Biagio’s Restivo agrees that growing sales of sweet varietals are good for sangria. “It’s helping us drive attention to the sweet category,” he says. “Sangria stands alone, so these other sweet wines don’t hurt our sales.” He points to certain factors that help consumers differentiate among the various options. “As a Spanish import, Lolailo meets European standards for what makes a sangria,” he explains, referring to legislation passed last year by the European Parliament that imposes restrictions on labeling wines produced outside of Spain or Portugal as sangria.
Some retailers, however, are noticing declines in sangria sales as other sweet wines have grown. “Once Moscato came out, it really took off, especially pink and red offerings,” says Doug Werner, South Carolina wine buyer for the five-unit Green’s Discount Beverages in South Carolina and Georgia. “The sweet wine customer base is drifting toward Moscato. We used to have two 4-foot sections—one each for sangria and Moscato. Now Moscato has about 16 feet of product space.” Werner says sangria still does well at Green’s, but totals only a fraction of the company’s Moscato sales.
Another trend Werner has noticed is sangria’s increasing seasonal consistency. “It’s like rosé: That wine used to be very summery and now it’s consumed year-round. Sangria is the same way,” he says. Restivo of Biagio observes that consumers now regard sangria as they would grape varietals. “Like there’s Merlot, there’s sangria,” he says. “It tastes the same in February as it does in July, and therefore people are drinking it.” He adds that New York has become one of the brand’s leading markets, with strong sales even in the winter.
Newcomer Rex Goliath hit the ground running with a campaign to encourage sangria consumption throughout the year. “Through our social media and p-o-s messaging, we’re trying to expand usage occasions to the fall and holiday season,” Moore explains.
The on-premise has experienced mixed results with the changing seasons.
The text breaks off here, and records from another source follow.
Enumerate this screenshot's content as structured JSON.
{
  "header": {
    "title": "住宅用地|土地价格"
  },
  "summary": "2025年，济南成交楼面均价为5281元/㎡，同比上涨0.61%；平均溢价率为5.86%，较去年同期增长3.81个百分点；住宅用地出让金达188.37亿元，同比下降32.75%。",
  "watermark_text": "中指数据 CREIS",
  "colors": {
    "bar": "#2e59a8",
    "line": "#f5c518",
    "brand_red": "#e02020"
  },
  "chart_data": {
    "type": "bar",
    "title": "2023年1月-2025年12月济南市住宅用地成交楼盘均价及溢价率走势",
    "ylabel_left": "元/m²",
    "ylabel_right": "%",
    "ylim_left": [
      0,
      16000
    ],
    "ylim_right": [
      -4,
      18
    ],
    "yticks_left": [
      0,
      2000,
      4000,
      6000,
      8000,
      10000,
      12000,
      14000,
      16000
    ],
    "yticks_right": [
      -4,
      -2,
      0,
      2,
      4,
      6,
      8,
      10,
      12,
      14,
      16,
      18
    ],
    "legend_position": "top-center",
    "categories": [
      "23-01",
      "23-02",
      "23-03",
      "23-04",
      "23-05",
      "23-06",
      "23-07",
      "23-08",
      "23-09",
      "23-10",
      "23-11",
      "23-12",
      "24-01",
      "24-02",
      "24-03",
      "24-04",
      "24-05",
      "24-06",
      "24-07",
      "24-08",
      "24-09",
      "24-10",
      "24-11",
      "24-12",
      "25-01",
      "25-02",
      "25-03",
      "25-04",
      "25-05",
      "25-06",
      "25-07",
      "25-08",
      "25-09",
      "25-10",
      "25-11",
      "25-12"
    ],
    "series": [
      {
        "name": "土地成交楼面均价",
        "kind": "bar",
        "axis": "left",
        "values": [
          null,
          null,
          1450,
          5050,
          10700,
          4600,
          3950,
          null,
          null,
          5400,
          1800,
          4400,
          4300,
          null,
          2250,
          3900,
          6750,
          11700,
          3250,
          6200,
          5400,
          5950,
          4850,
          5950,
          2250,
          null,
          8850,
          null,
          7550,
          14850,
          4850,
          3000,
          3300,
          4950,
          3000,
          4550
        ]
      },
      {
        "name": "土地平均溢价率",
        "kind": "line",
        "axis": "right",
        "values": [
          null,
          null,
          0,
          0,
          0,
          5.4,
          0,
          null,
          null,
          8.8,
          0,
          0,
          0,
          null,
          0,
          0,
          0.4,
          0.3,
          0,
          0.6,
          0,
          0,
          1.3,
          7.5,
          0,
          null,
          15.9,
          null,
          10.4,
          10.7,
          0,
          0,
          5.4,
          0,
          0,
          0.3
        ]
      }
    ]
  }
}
Barteca’s restaurants maintain their focus on sangria throughout the winter. “Cold weather only seems to affect the sales of white sangria, which drop somewhat,” Thomas notes. “But in general, sangria is popular year-round.”
Raval’s McEnerney plans to change the house recipes to reflect winter flavors. “Our specialty sangria will rotate with the fruits and herbs available in winter,” he explains. Meanwhile, at La Pulperia, Villanueva sees a sharp drop in sangria sales during the winter. “I still put them out, but it doesn’t work,” he says.
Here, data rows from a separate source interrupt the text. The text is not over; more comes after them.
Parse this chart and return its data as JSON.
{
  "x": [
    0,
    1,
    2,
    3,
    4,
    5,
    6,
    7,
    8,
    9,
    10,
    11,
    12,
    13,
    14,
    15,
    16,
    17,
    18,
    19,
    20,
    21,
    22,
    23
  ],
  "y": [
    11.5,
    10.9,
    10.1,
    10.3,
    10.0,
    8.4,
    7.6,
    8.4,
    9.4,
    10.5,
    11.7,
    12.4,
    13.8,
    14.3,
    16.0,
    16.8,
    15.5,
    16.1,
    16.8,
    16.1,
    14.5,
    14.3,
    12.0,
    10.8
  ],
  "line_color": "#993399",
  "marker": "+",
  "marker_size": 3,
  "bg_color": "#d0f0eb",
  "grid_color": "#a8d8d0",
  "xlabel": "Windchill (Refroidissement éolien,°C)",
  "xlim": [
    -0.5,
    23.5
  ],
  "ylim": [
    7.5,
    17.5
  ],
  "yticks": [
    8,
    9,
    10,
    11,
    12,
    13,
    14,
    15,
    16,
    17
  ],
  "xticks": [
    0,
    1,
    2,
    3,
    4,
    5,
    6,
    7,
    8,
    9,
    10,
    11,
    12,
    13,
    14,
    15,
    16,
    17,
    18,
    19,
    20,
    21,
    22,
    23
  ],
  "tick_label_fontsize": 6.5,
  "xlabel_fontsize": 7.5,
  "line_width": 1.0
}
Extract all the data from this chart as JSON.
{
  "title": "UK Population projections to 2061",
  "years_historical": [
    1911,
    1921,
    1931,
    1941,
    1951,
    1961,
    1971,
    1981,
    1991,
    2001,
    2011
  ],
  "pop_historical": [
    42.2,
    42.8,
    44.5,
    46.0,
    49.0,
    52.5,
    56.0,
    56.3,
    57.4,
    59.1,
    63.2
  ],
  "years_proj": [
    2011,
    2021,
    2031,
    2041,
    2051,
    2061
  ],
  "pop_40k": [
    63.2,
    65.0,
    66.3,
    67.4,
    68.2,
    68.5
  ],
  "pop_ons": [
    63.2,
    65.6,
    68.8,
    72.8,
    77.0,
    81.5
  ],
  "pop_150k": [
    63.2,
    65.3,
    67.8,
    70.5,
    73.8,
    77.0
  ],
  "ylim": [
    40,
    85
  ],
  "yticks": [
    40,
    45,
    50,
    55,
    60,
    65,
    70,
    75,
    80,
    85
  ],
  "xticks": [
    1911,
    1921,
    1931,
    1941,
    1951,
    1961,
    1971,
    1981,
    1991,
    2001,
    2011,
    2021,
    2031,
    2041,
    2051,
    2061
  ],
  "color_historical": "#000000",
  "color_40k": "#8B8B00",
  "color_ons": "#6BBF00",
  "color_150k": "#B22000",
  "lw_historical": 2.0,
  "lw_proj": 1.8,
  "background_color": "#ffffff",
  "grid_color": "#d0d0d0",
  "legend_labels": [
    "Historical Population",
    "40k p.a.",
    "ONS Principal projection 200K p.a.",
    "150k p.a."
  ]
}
No matter the time of year, sangria remains a social drink, thanks to its versatility and value. “Large groups order sangria and drink it throughout dinner because it seems less complicated than ordering cocktails or trying to choose a wine to please everyone,” Barteca’s Thomas explains. “It’s a reliable option—plus, it’s very affordable.”
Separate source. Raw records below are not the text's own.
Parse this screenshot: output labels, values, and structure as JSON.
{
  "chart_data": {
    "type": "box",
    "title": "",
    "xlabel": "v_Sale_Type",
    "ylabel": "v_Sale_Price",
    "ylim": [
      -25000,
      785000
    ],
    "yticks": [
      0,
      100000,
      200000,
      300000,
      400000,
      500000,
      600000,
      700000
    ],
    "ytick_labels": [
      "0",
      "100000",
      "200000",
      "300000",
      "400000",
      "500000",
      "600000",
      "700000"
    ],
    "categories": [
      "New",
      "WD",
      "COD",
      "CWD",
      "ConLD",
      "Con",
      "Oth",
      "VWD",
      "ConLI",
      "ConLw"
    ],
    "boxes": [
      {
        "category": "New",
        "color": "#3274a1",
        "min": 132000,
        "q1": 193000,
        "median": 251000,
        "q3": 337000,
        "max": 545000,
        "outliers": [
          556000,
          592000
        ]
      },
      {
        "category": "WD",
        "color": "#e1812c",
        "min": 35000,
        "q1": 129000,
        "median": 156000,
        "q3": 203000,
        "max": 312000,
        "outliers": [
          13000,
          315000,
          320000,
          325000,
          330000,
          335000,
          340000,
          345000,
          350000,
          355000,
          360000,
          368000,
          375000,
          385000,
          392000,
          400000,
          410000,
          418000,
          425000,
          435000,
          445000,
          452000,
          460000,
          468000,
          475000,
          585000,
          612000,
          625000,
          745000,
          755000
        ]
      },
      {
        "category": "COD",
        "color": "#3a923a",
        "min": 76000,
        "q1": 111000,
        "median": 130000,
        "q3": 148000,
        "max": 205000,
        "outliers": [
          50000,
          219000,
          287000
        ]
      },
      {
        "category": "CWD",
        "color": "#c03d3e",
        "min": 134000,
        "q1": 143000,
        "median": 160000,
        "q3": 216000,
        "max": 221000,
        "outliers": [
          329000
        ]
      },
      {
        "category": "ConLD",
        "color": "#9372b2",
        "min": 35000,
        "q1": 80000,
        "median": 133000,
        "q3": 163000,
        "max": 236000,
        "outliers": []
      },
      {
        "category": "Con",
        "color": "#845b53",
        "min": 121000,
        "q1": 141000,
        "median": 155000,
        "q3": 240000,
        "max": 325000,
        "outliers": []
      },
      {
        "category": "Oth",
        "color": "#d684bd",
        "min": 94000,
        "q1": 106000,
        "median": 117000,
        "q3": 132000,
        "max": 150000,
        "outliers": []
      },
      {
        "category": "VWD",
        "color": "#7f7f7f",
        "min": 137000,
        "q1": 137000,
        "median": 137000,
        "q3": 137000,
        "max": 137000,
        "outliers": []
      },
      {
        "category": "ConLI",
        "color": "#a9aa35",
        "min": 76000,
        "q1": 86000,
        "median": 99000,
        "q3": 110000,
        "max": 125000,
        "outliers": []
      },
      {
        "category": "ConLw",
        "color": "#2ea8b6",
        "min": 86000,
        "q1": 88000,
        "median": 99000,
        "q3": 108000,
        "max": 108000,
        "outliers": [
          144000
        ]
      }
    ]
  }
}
McEnerney of Raval agrees. “There’s so much more to a sangria than just any bottle of wine,” he says. “It’s a fruitful, vibrant drink. It’s fun having a pitcher in the middle of the table that evolves over time as the fruit seeps into the wine, the ice melts and the flavors change.”
As category options expand, sangria looks poised to continue growth. Trinchero Family Estates’ Sutter Home wine brand announced a Sangria extension ($5.99 a 750-ml. bottle) last month. Biagio will release a new sangria product later this year, and Deutsch Family is testing a 375-ml. aluminum can ($6.99) for Eppa that dovetails with the brand’s eco-friendly positioning. In addition, Peter Deutsch anticipates Yellow Tail sangria reaching half a million cases in the near future. “We’re really bullish on sangria,” he says. “We believe it’s going to be the next category to experience explosive premiumization growth, and that’s why we’re so heavily invested.”